58,4 % des entrepreneurs ont
déjà renoncé à des vacances à cause de leur entreprise et 77,3% craignent de
perdre des revenus s’ils partent en congés.
Dans son enquête réalisée en juin 2026 auprès de 500 entrepreneurs
français, Swapn – service de création d’entreprise en ligne - dresse le
portrait d’entrepreneurs partagés entre leur désir de prendre des congés durant
l’été et la crainte que cela ne nuise à leur entreprise.
Des vacances en trompe l’œil ?
Interrogés sur leurs congés d’été pris en 2025, près de 20 % des
répondants n’ont pris aucun jour de repos, 18,3 % entre 1 et 7 jours, 26,7 %
entre 8 et 14 jours et 11,2 % plus de 21 jours.
Cet été 2026, 59,4 % des entrepreneurs ont l’intention de prendre des
congés. L’enquête révèle que les hommes seront plus nombreux que les femmes à
prévoir des congés cet été (61,6 % contre 54,7 %) mais qu’ils partiront moins
longtemps.
Derrière l’intention de prendre des congés, l’enquête met en évidence le
fait que la quasi-totalité des entrepreneurs qui ont déclaré partir cet été en
congés ne décrochera pas vraiment :
• 15,8% couperont totalement
• 60% resteront disponibles
• près de 60% consulteront leurs emails ponctuellement
• 6%
continueront de travailler normalement
• Parmi ceux qui travailleront
pendant leurs vacances, plus d'un tiers le
feront quatre jours ou plus
« Les résultats de cette enquête montrent un paradoxe intéressant : si
les entrepreneurs français aspirent à des congés d’été, la réalité est bien
différente. La grande majorité reste connectée et plus de la moitié des
entrepreneurs ont déjà renoncé à des vacances par crainte de perdre des
revenus. A cela s'ajoutent les problématiques concernant la trésorerie, la
gestion client et l’administratif, en particulier pour ceux qui ne sont pas
accompagnés par un service de comptabilité. Ces chiffres illustrent une
pression économique et organisationnelle qui pèse sur les épaules des
dirigeants, même pendant leur temps de repos. »

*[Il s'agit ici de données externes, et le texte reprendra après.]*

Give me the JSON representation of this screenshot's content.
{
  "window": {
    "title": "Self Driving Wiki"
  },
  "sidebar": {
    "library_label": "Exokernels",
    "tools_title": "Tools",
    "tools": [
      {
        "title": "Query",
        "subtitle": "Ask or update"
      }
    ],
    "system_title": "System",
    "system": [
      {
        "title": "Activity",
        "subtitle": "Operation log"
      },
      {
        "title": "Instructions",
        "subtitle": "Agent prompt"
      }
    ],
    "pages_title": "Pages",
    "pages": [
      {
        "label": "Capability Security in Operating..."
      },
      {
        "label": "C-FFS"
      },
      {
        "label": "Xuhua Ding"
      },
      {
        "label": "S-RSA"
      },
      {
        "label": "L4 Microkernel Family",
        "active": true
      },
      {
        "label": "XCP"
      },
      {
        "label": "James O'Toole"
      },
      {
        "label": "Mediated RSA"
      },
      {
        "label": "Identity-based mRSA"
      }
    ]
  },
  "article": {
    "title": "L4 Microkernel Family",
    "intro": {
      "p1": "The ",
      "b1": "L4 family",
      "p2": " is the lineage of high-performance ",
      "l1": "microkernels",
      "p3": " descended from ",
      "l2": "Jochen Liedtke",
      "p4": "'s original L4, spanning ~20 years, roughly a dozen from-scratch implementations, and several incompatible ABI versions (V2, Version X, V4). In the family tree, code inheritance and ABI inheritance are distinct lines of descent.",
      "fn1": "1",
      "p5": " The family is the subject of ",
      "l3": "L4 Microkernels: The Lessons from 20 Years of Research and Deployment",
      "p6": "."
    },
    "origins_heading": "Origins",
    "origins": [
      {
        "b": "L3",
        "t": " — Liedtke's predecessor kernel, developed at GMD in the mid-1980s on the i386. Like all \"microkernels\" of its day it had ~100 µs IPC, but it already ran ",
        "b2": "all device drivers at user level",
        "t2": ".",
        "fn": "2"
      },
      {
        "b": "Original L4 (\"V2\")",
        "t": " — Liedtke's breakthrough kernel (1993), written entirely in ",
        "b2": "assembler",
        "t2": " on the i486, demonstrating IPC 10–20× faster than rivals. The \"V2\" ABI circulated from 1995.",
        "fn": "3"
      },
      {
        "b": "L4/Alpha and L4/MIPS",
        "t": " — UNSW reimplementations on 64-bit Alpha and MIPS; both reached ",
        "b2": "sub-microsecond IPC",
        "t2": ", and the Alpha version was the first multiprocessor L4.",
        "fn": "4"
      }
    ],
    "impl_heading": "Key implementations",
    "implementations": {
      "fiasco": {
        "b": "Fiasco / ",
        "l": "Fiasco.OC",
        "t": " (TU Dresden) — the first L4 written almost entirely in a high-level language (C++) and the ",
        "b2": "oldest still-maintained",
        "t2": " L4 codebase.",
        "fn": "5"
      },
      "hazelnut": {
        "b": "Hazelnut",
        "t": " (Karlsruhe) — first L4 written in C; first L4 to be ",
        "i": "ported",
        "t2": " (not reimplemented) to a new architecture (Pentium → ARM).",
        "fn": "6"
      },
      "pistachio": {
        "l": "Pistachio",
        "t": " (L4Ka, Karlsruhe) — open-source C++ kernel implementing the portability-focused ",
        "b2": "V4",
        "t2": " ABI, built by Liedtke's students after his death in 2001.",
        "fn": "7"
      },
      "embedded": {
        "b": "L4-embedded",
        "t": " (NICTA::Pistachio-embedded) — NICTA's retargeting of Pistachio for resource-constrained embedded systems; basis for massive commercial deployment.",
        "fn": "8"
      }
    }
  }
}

constate Grégoire Charroyer, CEO de Swapn.
La peur de perdre des revenus, premier frein aux congés
77,3 % des entrepreneurs interrogés déclarent craindre une baisse de
leur chiffre d'affaires s’ils s’absentent (une crainte évoquée par 45,9 % des
femmes et 40,5 % des hommes). Pour 35,1 % des répondants, même si cette peur
est présente, ils prennent des mesures pour l’anticiper afin de pouvoir partir
malgré tout en congés. Mais en définitive, 58,4 % déclarent avoir déjà renoncé
à des vacances à cause de leur entreprise.
Qu'ils partent ou non, l'été est une source d'inquiétudes récurrentes.
Les trois principales préoccupations citées sont la trésorerie (52 %), la
gestion des clients (41,8 %) et l'administratif (26 %). Sur ce dernier point,
52 % des répondants estiment que l'été complique la gestion administrative de
leur entreprise.
Facturation électronique : 40,8 % ne sont pas prêts pour le 1er
septembre
À dix semaines de l'échéance légale, 40,8 % des répondants n'ont pas
encore mis en place un système de facturation électronique. Parmi eux, 20 %
prévoient de s'y mettre avant de partir en congés, 20 % pendant l'été, 26,3 % à
la rentrée. Et 33 % ne savaient pas encore en juin à quel moment ils se
mettraient en conformité.
« À moins de trois mois de l’échéance légale, la facturation électronique reste un défi de taille pour les entrepreneurs : 40,8 % ne sont toujours pas prêts. Ce retard s’explique par une charge administrative déjà lourde, accentuée en période estivale. Pourtant, cette transition n’est pas qu’une contrainte : c’est aussi une opportunité de moderniser leurs processus et de gagner en efficacité. Au regard des chiffres de l’enquête, cet été va se transformer pour beaucoup d’entrepreneurs en véritable sprint pour se mettre en conformité. » analyse Grégoire Charroyer, CEO de Swapn.